Monsters at the door

Adrian Wooldridge cowers before the pettiest of all tyrants

By Adrian Wooldridge

We live in an age of petty dictators. Local government apparatchiks chastise us for putting the wrong litter in the wrong bin. The politically correct police dissect our language for crimes against a multiplying collection of dogmas. And the real police give us tickets for doing 33 miles an hour in a 30mph zone. Back in 1840 Alexis de Tocqueville predicted that the future would be ruled by a “soft despotism” of rules and regulations. The despotism is getting harder by the day, and the rules and regulations more noxious.

It is difficult to decide who is the most vexatious of these petty tyrants. But I have my own candidates: people who were once known as doormen and are now called doorpersons, security professionals or entry facilitation personnel.

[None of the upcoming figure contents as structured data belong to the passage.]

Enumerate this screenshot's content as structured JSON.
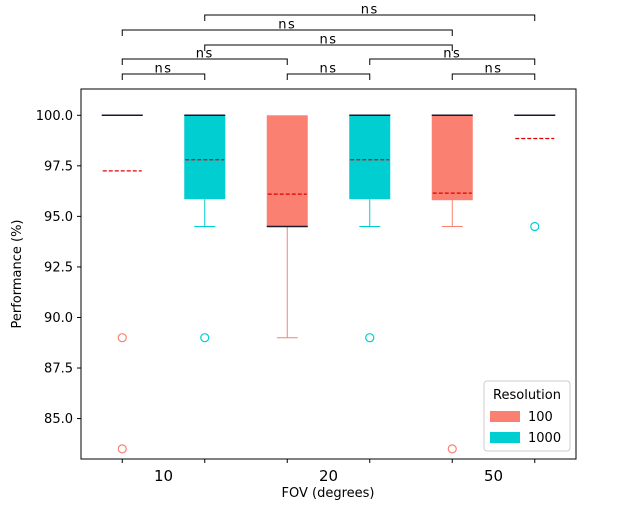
{
  "chart_data": {
    "type": "boxplot",
    "xlabel": "FOV (degrees)",
    "ylabel": "Performance (%)",
    "categories": [
      "10",
      "20",
      "50"
    ],
    "ylim": [
      83.0,
      101.3
    ],
    "yticks": [
      85.0,
      87.5,
      90.0,
      92.5,
      95.0,
      97.5,
      100.0
    ],
    "ytick_labels": [
      "85.0",
      "87.5",
      "90.0",
      "92.5",
      "95.0",
      "97.5",
      "100.0"
    ],
    "legend": {
      "title": "Resolution",
      "placement": "lower-right",
      "entries": [
        {
          "label": "100",
          "color": "#fa8072"
        },
        {
          "label": "1000",
          "color": "#00ced1"
        }
      ]
    },
    "series": [
      {
        "name": "100",
        "color": "#fa8072",
        "boxes": [
          {
            "category": "10",
            "q1": 100.0,
            "median": 100.0,
            "q3": 100.0,
            "whisker_low": 100.0,
            "whisker_high": 100.0,
            "mean": 97.25,
            "outliers": [
              89.0,
              83.5
            ]
          },
          {
            "category": "20",
            "q1": 94.5,
            "median": 94.5,
            "q3": 100.0,
            "whisker_low": 89.0,
            "whisker_high": 100.0,
            "mean": 96.1,
            "outliers": []
          },
          {
            "category": "50",
            "q1": 95.8,
            "median": 100.0,
            "q3": 100.0,
            "whisker_low": 94.5,
            "whisker_high": 100.0,
            "mean": 96.15,
            "outliers": [
              83.5
            ]
          }
        ]
      },
      {
        "name": "1000",
        "color": "#00ced1",
        "boxes": [
          {
            "category": "10",
            "q1": 95.85,
            "median": 100.0,
            "q3": 100.0,
            "whisker_low": 94.5,
            "whisker_high": 100.0,
            "mean": 97.8,
            "outliers": [
              89.0
            ]
          },
          {
            "category": "20",
            "q1": 95.85,
            "median": 100.0,
            "q3": 100.0,
            "whisker_low": 94.5,
            "whisker_high": 100.0,
            "mean": 97.8,
            "outliers": [
              89.0
            ]
          },
          {
            "category": "50",
            "q1": 100.0,
            "median": 100.0,
            "q3": 100.0,
            "whisker_low": 100.0,
            "whisker_high": 100.0,
            "mean": 98.85,
            "outliers": [
              94.5
            ]
          }
        ]
      }
    ],
    "significance_brackets": [
      {
        "from": "10 / 100",
        "to": "10 / 1000",
        "label": "ns"
      },
      {
        "from": "20 / 100",
        "to": "20 / 1000",
        "label": "ns"
      },
      {
        "from": "50 / 100",
        "to": "50 / 1000",
        "label": "ns"
      },
      {
        "from": "10 / 100",
        "to": "20 / 100",
        "label": "ns"
      },
      {
        "from": "20 / 1000",
        "to": "50 / 1000",
        "label": "ns"
      },
      {
        "from": "10 / 1000",
        "to": "50 / 100",
        "label": "ns"
      },
      {
        "from": "10 / 100",
        "to": "50 / 100",
        "label": "ns"
      },
      {
        "from": "10 / 1000",
        "to": "50 / 1000",
        "label": "ns"
      }
    ]
  }
}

One of the basic demands of a career in journalism is that you visit a lot of people in a lot of different places. This used to be simple: you showed up, asked the person at the door for directions, and duly enlightened, made your way to your appointment. Today it is a time-consuming palaver. Over the past couple of decades doormen have redefined their jobs. Instead of helping visitors get to where they’re going, they make them jump through a lengthy series of hoops instead. They ask for official identification. They make you fill out a long form including all of your own information and that of the person you’re seeing. They take photographs and issue you with a badge on which your name is grotesquely misspelt. Yet if, once you’ve been through all this, you then dare to ask for directions to your destination, they feign profound ignorance of the very building that they’re guarding.

Frustrating potential visitors has been taken to a high art in America – that great engine of Tocquevillian modernity – and particularly in New York City. The person on the door sits on a vast chair to accommodate his or her extraordinary bulk. They curl their lips with contempt as you struggle to find your identification – and look with puzzled amazement if you happen to have a British rather than American driving licence. And don’t bother asking them which elevator you should take.

Asia is determined to keep up. I was once cutting it fine for an interview with a chemicals giant in Mumbai. A doorman took my passport and, ever so slowly, started transcribing every personal detail. Only after he’d completed this laborious task did he look up the name of the official I had come to see and discovered that he was based in another office.

On a visit to Singapore, a colleague tried to visit a building where a doorman would store your identification in a tiny pigeon hole. His British passport was too large for the slot. The doorman refused to admit him.

Tick-the-box officiousness goes hand in hand with jobs-worthery. Once upon a time doormen were jacks of all trades – some of them even helped you get a taxi when you had finished your meeting. Now they refuse to budge beyond their defined task, citing “building rules”, “health-and-safety considerations” or “city regulations” to justify why they can’t venture from behind their desk to open a door for a delivery person who is struggling with a huge package, or why they can’t be expected to provide information about where someone’s office might be located.

There are many reasons why doormen have mutated into monsters. The threat of terrorist attacks means that even the sweetest-natured folk must treat their fellow citizens as potential evil-doers. An odious combination of health-and-safety rules and litigation culture ensures that even generous souls are trapped behind their desks.

Yet it’s hard not to see the populist revolution that has given us Brexit and Trump at work here as well: as the meritocratic elite becomes more obnoxious, whizzing from meeting to meeting with fellow members of their tribe, regular people have to take any opportunity they can to derail them. What better way than to humiliate them as they go to one of their precious meetings, treating them like criminals, forcing them to disclose pointless information and letting them know what you think of them and their kind? If I guarded a door all day, I’m sure I’d do exactly the same.